Su apariencia, aunque infantil, era cautivadora, casi como una figura sacada de una obra de arte. Poseía una belleza imposible para los simples mortales, lo que no necesariamente era algo bueno. Todas las miradas se posaban en él, y las manos que intentaban alcanzarlo se volvían incontables. La primera vez que ocurrió, sintió miedo, pero por suerte, nunca llegaron a tocarlo. El posadero gritó algo y pareció amenazar a los clientes, quienes, por algún motivo, le temían.
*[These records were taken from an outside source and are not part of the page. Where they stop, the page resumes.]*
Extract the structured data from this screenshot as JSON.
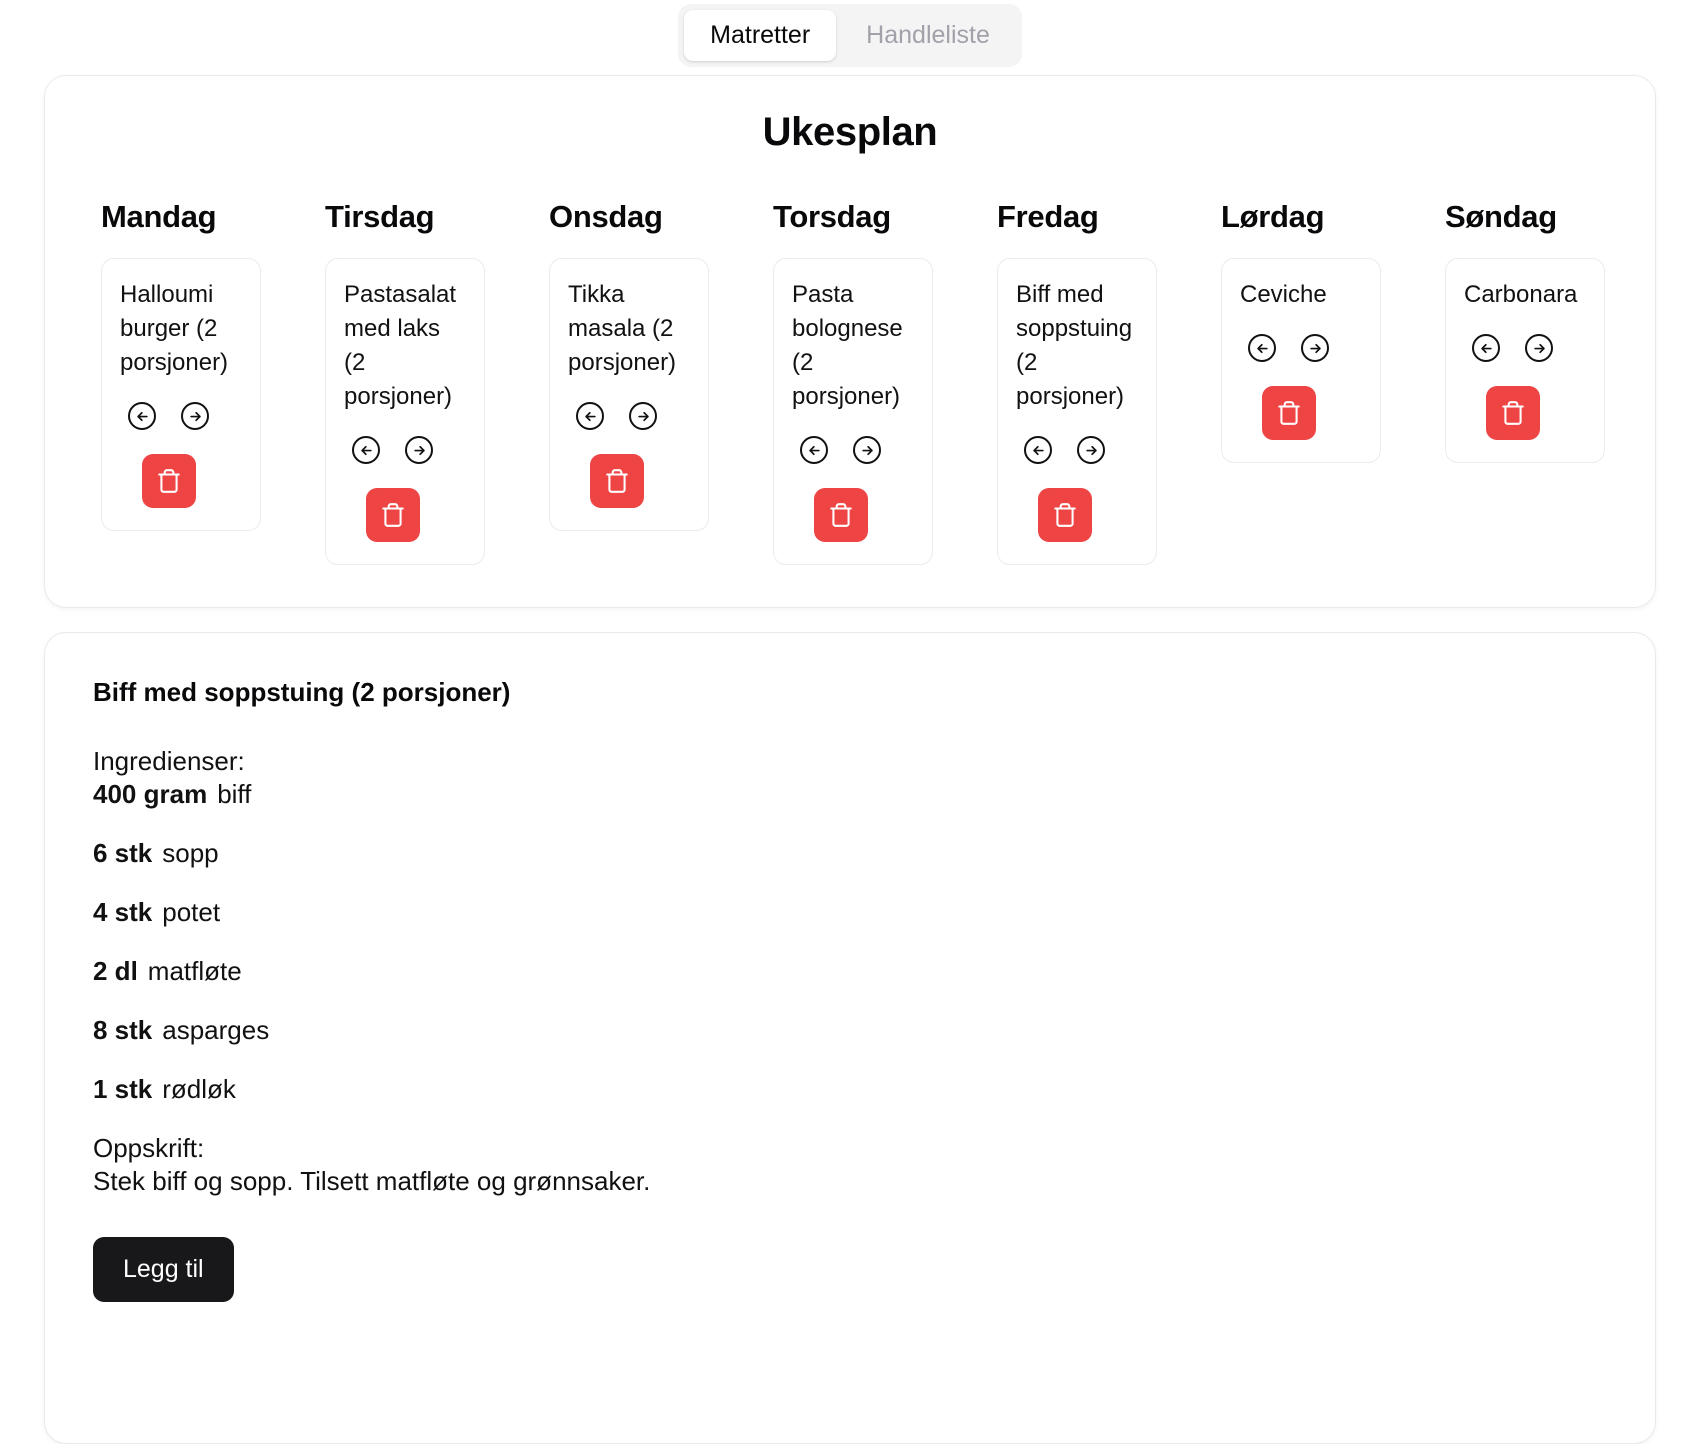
{
  "tabs": [
    {
      "label": "Matretter",
      "active": true
    },
    {
      "label": "Handleliste",
      "active": false
    }
  ],
  "week": {
    "title": "Ukesplan",
    "days": [
      {
        "name": "Mandag",
        "meal": "Halloumi burger (2 porsjoner)"
      },
      {
        "name": "Tirsdag",
        "meal": "Pastasalat med laks (2 porsjoner)"
      },
      {
        "name": "Onsdag",
        "meal": "Tikka masala (2 porsjoner)"
      },
      {
        "name": "Torsdag",
        "meal": "Pasta bolognese (2 porsjoner)"
      },
      {
        "name": "Fredag",
        "meal": "Biff med soppstuing (2 porsjoner)"
      },
      {
        "name": "Lørdag",
        "meal": "Ceviche"
      },
      {
        "name": "Søndag",
        "meal": "Carbonara"
      }
    ]
  },
  "recipe": {
    "title": "Biff med soppstuing (2 porsjoner)",
    "ingredients_label": "Ingredienser:",
    "ingredients": [
      {
        "amount": "400 gram",
        "name": "biff"
      },
      {
        "amount": "6 stk",
        "name": "sopp"
      },
      {
        "amount": "4 stk",
        "name": "potet"
      },
      {
        "amount": "2 dl",
        "name": "matfløte"
      },
      {
        "amount": "8 stk",
        "name": "asparges"
      },
      {
        "amount": "1 stk",
        "name": "rødløk"
      }
    ],
    "recipe_label": "Oppskrift:",
    "steps": "Stek biff og sopp. Tilsett matfløte og grønnsaker.",
    "add_label": "Legg til"
  },
  "colors": {
    "danger": "#ef4444",
    "dark": "#18181b",
    "tab_bg": "#f4f4f5",
    "muted": "#a1a1aa"
  }
}
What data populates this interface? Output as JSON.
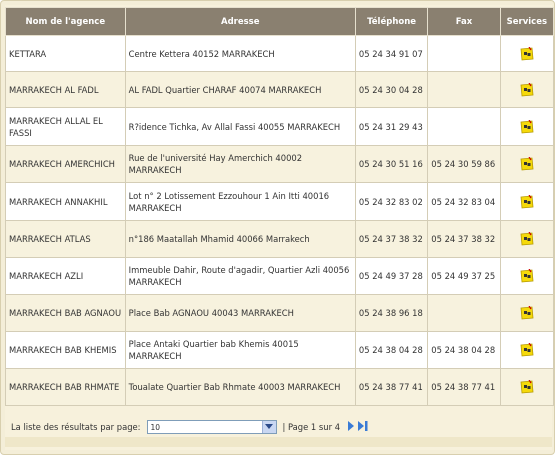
{
  "columns": {
    "name": "Nom de l'agence",
    "address": "Adresse",
    "phone": "Téléphone",
    "fax": "Fax",
    "services": "Services"
  },
  "rows": [
    {
      "name": "KETTARA",
      "address": "Centre Kettera 40152 MARRAKECH",
      "phone": "05 24 34 91 07",
      "fax": ""
    },
    {
      "name": "MARRAKECH AL FADL",
      "address": "AL FADL Quartier CHARAF 40074 MARRAKECH",
      "phone": "05 24 30 04 28",
      "fax": ""
    },
    {
      "name": "MARRAKECH ALLAL EL FASSI",
      "address": "R?idence Tichka, Av Allal Fassi 40055 MARRAKECH",
      "phone": "05 24 31 29 43",
      "fax": ""
    },
    {
      "name": "MARRAKECH AMERCHICH",
      "address": "Rue de l'université Hay Amerchich 40002 MARRAKECH",
      "phone": "05 24 30 51 16",
      "fax": "05 24 30 59 86"
    },
    {
      "name": "MARRAKECH ANNAKHIL",
      "address": "Lot n° 2 Lotissement Ezzouhour 1 Ain Itti 40016 MARRAKECH",
      "phone": "05 24 32 83 02",
      "fax": "05 24 32 83 04"
    },
    {
      "name": "MARRAKECH ATLAS",
      "address": "n°186 Maatallah Mhamid 40066 Marrakech",
      "phone": "05 24 37 38 32",
      "fax": "05 24 37 38 32"
    },
    {
      "name": "MARRAKECH AZLI",
      "address": "Immeuble Dahir, Route d'agadir, Quartier Azli 40056 MARRAKECH",
      "phone": "05 24 49 37 28",
      "fax": "05 24 49 37 25"
    },
    {
      "name": "MARRAKECH BAB AGNAOU",
      "address": "Place Bab AGNAOU 40043 MARRAKECH",
      "phone": "05 24 38 96 18",
      "fax": ""
    },
    {
      "name": "MARRAKECH BAB KHEMIS",
      "address": "Place Antaki Quartier bab Khemis 40015 MARRAKECH",
      "phone": "05 24 38 04 28",
      "fax": "05 24 38 04 28"
    },
    {
      "name": "MARRAKECH BAB RHMATE",
      "address": "Toualate Quartier Bab Rhmate 40003 MARRAKECH",
      "phone": "05 24 38 77 41",
      "fax": "05 24 38 77 41"
    }
  ],
  "footer": {
    "per_page_label": "La liste des résultats par page:",
    "per_page_value": "10",
    "page_info": "| Page 1 sur 4"
  },
  "colors": {
    "header_bg": "#8a8070",
    "row_alt_bg": "#f7f2de",
    "icon_yellow": "#f5d90a",
    "nav_blue": "#3a7bd5"
  }
}
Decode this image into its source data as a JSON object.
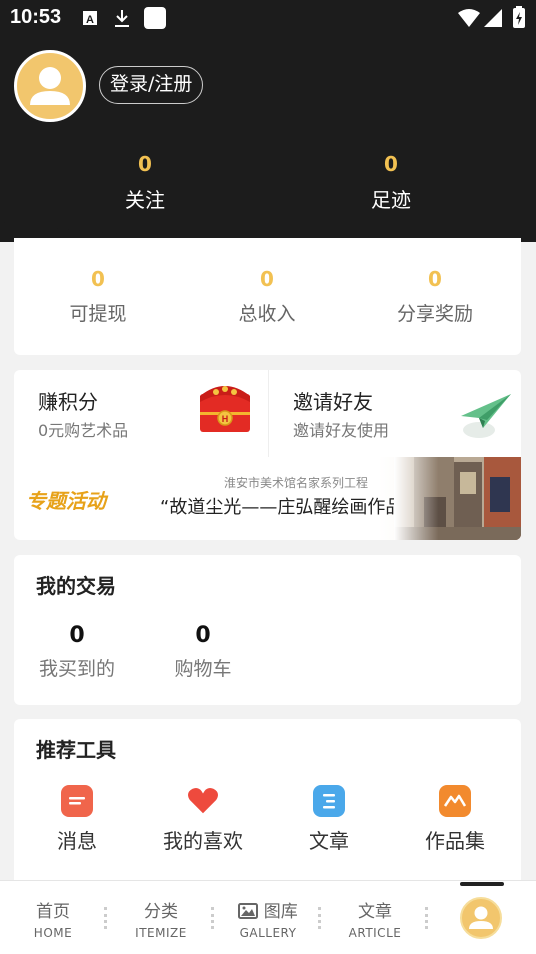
{
  "status_bar": {
    "time": "10:53"
  },
  "header": {
    "login_label": "登录/注册",
    "stats": [
      {
        "value": "0",
        "label": "关注"
      },
      {
        "value": "0",
        "label": "足迹"
      }
    ]
  },
  "earnings": [
    {
      "value": "0",
      "label": "可提现"
    },
    {
      "value": "0",
      "label": "总收入"
    },
    {
      "value": "0",
      "label": "分享奖励"
    }
  ],
  "promos": [
    {
      "title": "赚积分",
      "subtitle": "0元购艺术品"
    },
    {
      "title": "邀请好友",
      "subtitle": "邀请好友使用"
    }
  ],
  "banner": {
    "tag": "专题活动",
    "subtitle": "淮安市美术馆名家系列工程",
    "title": "“故道尘光——庄弘醒绘画作品展”"
  },
  "trade": {
    "title": "我的交易",
    "items": [
      {
        "value": "0",
        "label": "我买到的"
      },
      {
        "value": "0",
        "label": "购物车"
      }
    ]
  },
  "tools": {
    "title": "推荐工具",
    "items": [
      {
        "label": "消息",
        "icon": "message-icon",
        "color": "#f0654b"
      },
      {
        "label": "我的喜欢",
        "icon": "heart-icon",
        "color": "#ee4a3d"
      },
      {
        "label": "文章",
        "icon": "article-icon",
        "color": "#4aa8ea"
      },
      {
        "label": "作品集",
        "icon": "portfolio-icon",
        "color": "#f28a2e"
      }
    ]
  },
  "bottom_nav": [
    {
      "label": "首页",
      "en": "HOME"
    },
    {
      "label": "分类",
      "en": "ITEMIZE"
    },
    {
      "label": "图库",
      "en": "GALLERY"
    },
    {
      "label": "文章",
      "en": "ARTICLE"
    }
  ],
  "colors": {
    "accent": "#f2c152",
    "header_bg": "#1c1c1c"
  }
}
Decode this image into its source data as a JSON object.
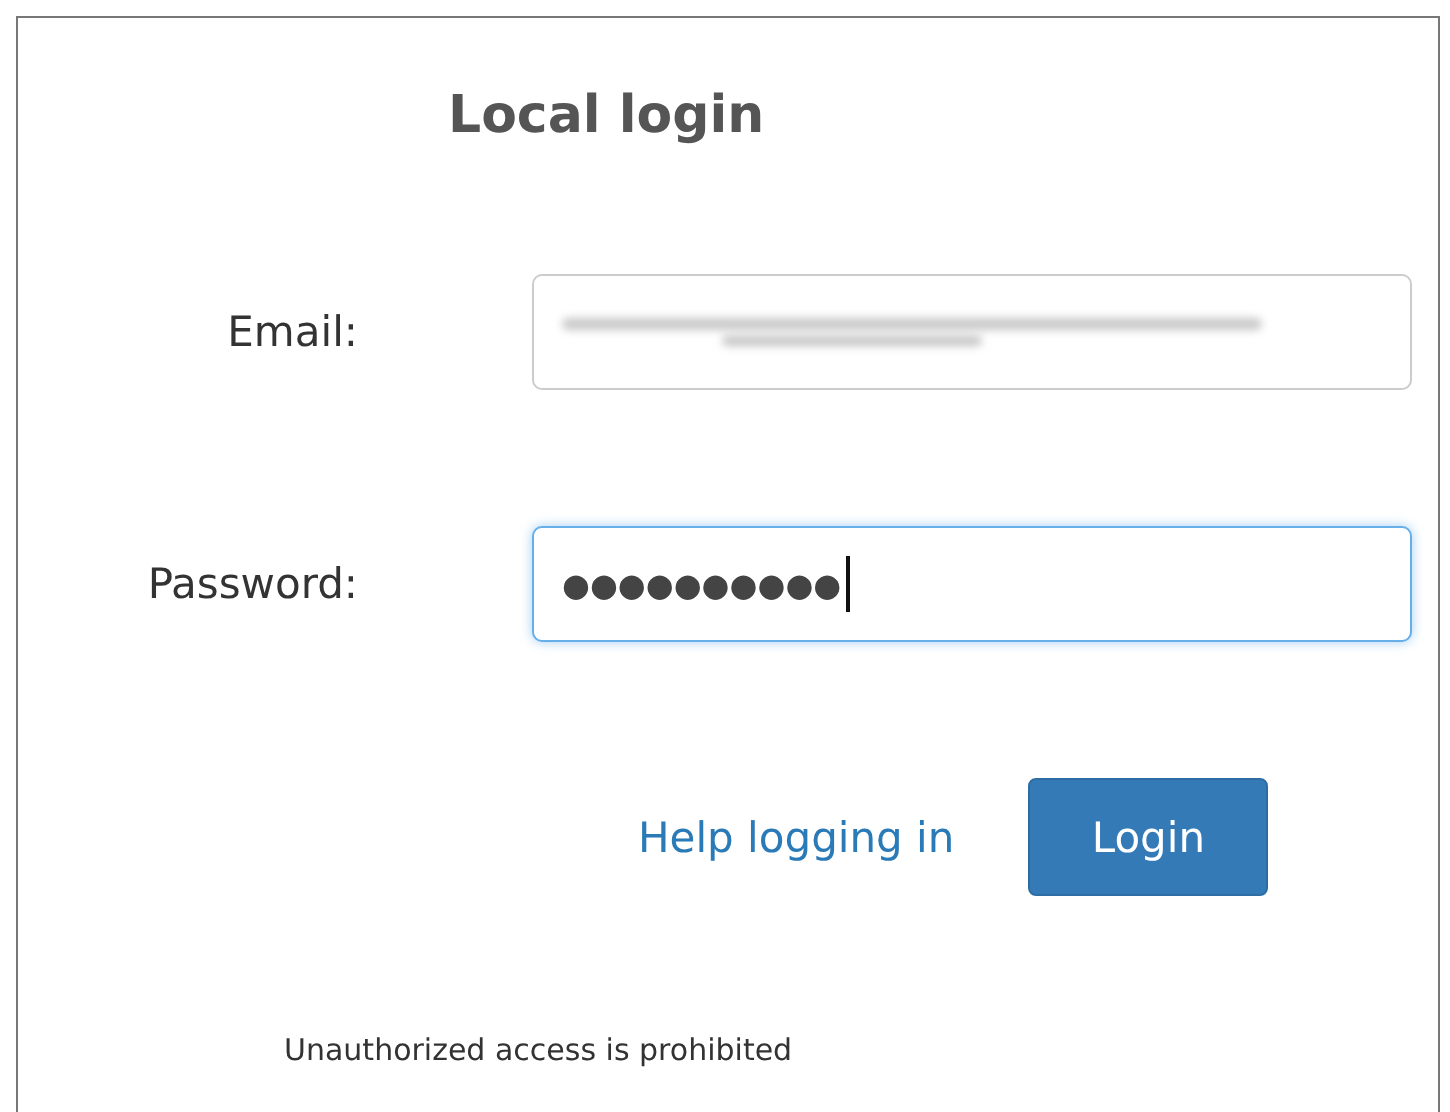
{
  "title": "Local login",
  "fields": [
    {
      "label": "Email:",
      "kind": "blurred",
      "focused": false
    },
    {
      "label": "Password:",
      "kind": "password",
      "value": "●●●●●●●●●●",
      "focused": true
    }
  ],
  "help_link": "Help logging in",
  "login_button": "Login",
  "footer": "Unauthorized access is prohibited"
}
Así que se detuvieron a mitad de camino. Esto se repitió con cada nuevo cliente. Al final, Miquella estaba agotado, no solo básicamente, sino también mentalmente.

Sin más que hacer, regresó al almacén para dormir.

El segundo día fue casi igual, salvo por un único detalle que cambió todo: su anillo.

La mañana comenzó de la misma manera. Se despertó, lavó y trabajó, esperando la llegada de los clientes, algunos de los cuales llegaban temprano. Mientras atendía las mesas, se perdió en sus pensamientos. Después de algo de comida y descanso, su confianza, su mentalidad y sus objetivos estaban regresando. Ya no era solo un niño indefenso, sino un príncipe con grandes planes para el futuro.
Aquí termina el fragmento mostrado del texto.